The road to equality is long and hard in Asia. People from different countries are fighting hard for it, but still facing great difficulties. In Japan, gay people’s rights are not as good as in Taiwan, but they have an openly gay politician fighting for them. The first episode of Queer Asia - Japan invited Taiga Ishikawa (石川大我) to talk about LGBT politics in Japan.
Taiga Ishikawa,openly gay, won an election in the Tokyo's Toshima ward assembly, which makes him the first openly gay politician in the country.
The hard-working Taiga Ishikawa / (Source: GagaOOLala)
“According to the data, the suicide rate of LGBT children, especially male homosexuals and bisexuals, is six times higher than average,” says Ishikawa. Therefore, he has been working with other people to improve Japan’s society. Ishikawa puts as an example one of his most important proposals: love education. He picks out a Japanese dictionary and tells us that, in the past, “love” meant the affection between a male and a female, but recently has changed to the affection between partners. Ishikawa thinks that Japanese society will also gradually be redefined.
The word "love" in the dictionary / (Source: GagaOOLala)
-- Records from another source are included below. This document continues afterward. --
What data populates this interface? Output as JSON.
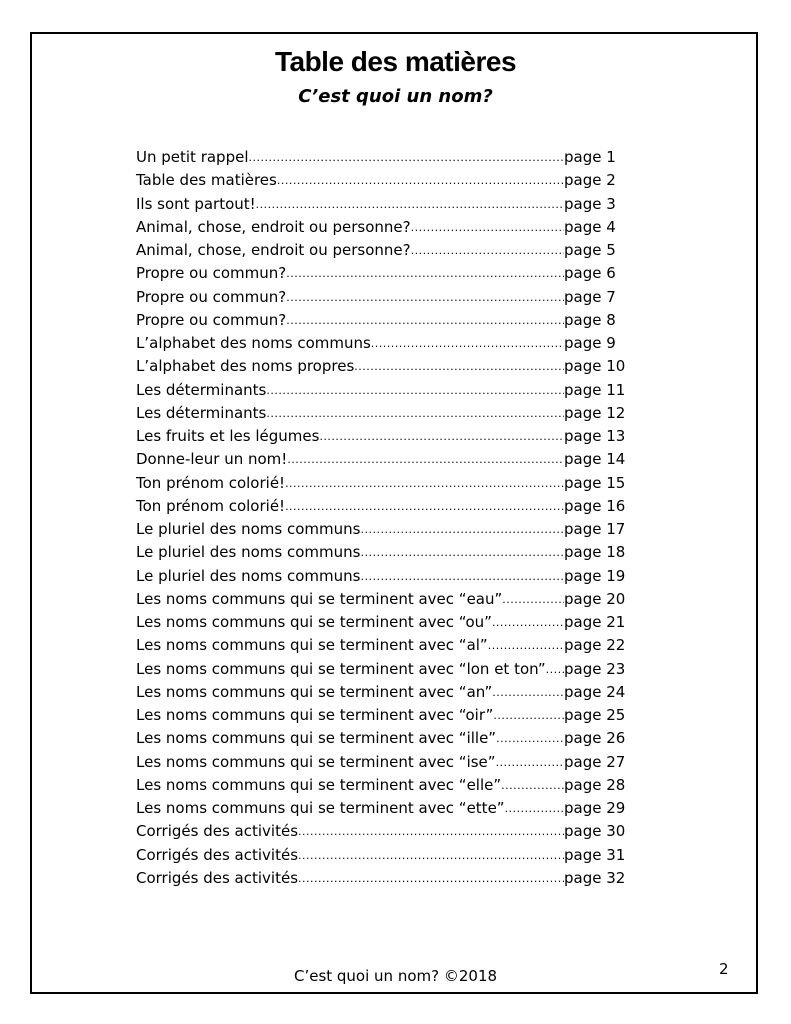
{
  "header": {
    "title": "Table des matières",
    "subtitle": "C’est quoi un nom?"
  },
  "toc": [
    {
      "label": "Un petit rappel",
      "page": "page 1"
    },
    {
      "label": "Table des matières",
      "page": "page 2"
    },
    {
      "label": "Ils sont partout!",
      "page": "page 3"
    },
    {
      "label": "Animal, chose, endroit ou personne?",
      "page": "page 4"
    },
    {
      "label": "Animal, chose, endroit ou personne?",
      "page": "page 5"
    },
    {
      "label": "Propre ou commun?",
      "page": "page 6"
    },
    {
      "label": "Propre ou commun?",
      "page": "page 7"
    },
    {
      "label": "Propre ou commun?",
      "page": "page 8"
    },
    {
      "label": "L’alphabet des noms communs",
      "page": "page 9"
    },
    {
      "label": "L’alphabet des noms propres",
      "page": "page 10"
    },
    {
      "label": "Les déterminants",
      "page": "page 11"
    },
    {
      "label": "Les déterminants",
      "page": "page 12"
    },
    {
      "label": "Les fruits et les légumes",
      "page": "page 13"
    },
    {
      "label": "Donne-leur un nom!",
      "page": "page 14"
    },
    {
      "label": "Ton prénom colorié!",
      "page": "page 15"
    },
    {
      "label": "Ton prénom colorié!",
      "page": "page 16"
    },
    {
      "label": "Le pluriel des noms communs",
      "page": "page 17"
    },
    {
      "label": "Le pluriel des noms communs",
      "page": "page 18"
    },
    {
      "label": "Le pluriel des noms communs",
      "page": "page 19"
    },
    {
      "label": "Les noms communs qui se terminent avec “eau”",
      "page": "page 20"
    },
    {
      "label": "Les noms communs qui se terminent avec “ou”",
      "page": "page 21"
    },
    {
      "label": "Les noms communs qui se terminent avec “al”",
      "page": "page 22"
    },
    {
      "label": "Les noms communs qui se terminent avec “lon et ton”",
      "page": "page 23"
    },
    {
      "label": "Les noms communs qui se terminent avec “an”",
      "page": "page 24"
    },
    {
      "label": "Les noms communs qui se terminent avec “oir”",
      "page": "page 25"
    },
    {
      "label": "Les noms communs qui se terminent avec “ille”",
      "page": "page 26"
    },
    {
      "label": "Les noms communs qui se terminent avec “ise”",
      "page": "page 27"
    },
    {
      "label": "Les noms communs qui se terminent avec “elle”",
      "page": "page 28"
    },
    {
      "label": "Les noms communs qui se terminent avec “ette”",
      "page": "page 29"
    },
    {
      "label": "Corrigés des activités",
      "page": "page 30"
    },
    {
      "label": "Corrigés des activités",
      "page": "page 31"
    },
    {
      "label": "Corrigés des activités",
      "page": "page 32"
    }
  ],
  "footer": {
    "text": "C’est quoi un nom?  ©2018",
    "page_number": "2"
  }
}
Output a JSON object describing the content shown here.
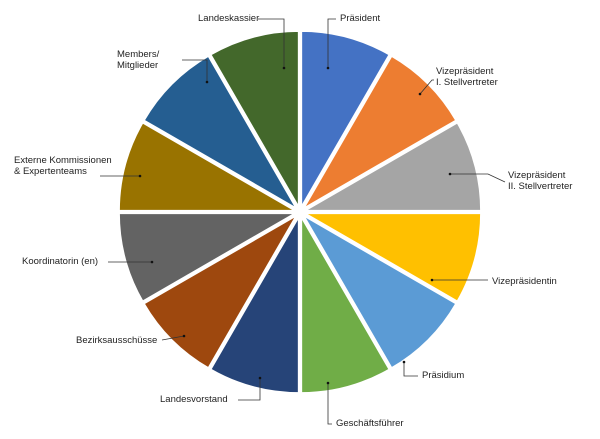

The power dirving change mainly comes from young people. Taiga Ishikawa said that, although the young generations in Japan are generally not interested in politics, when it comes to LGBT issues many local groups composed of groups of people of 20-30 years old would start petitions to the government, and become more engaged in politics. “This is the process of Japanese people getting back our democracy. The people need to have the ability to decide for and by themselves, instead of others.”
Taiga Ishikawa (left) marching on the street / (Source: GagaOOLala)
Taiga Ishikawa hopes that in future, the sex of one's partner will be insignificant. He likes to remember the story told by the Human Rights Watch spokesperson from the Netherlands: “In the Netherlands, after gay marriage became legal, an employee met his/her ex-employer on the subway and said that he got married recently, the boss exclaimed ‘Congratulations! Is your partner a boy or a girl?’” Taiga Ishikawa has been looking forward for this kind of future.
What do you know about queer people in Japan?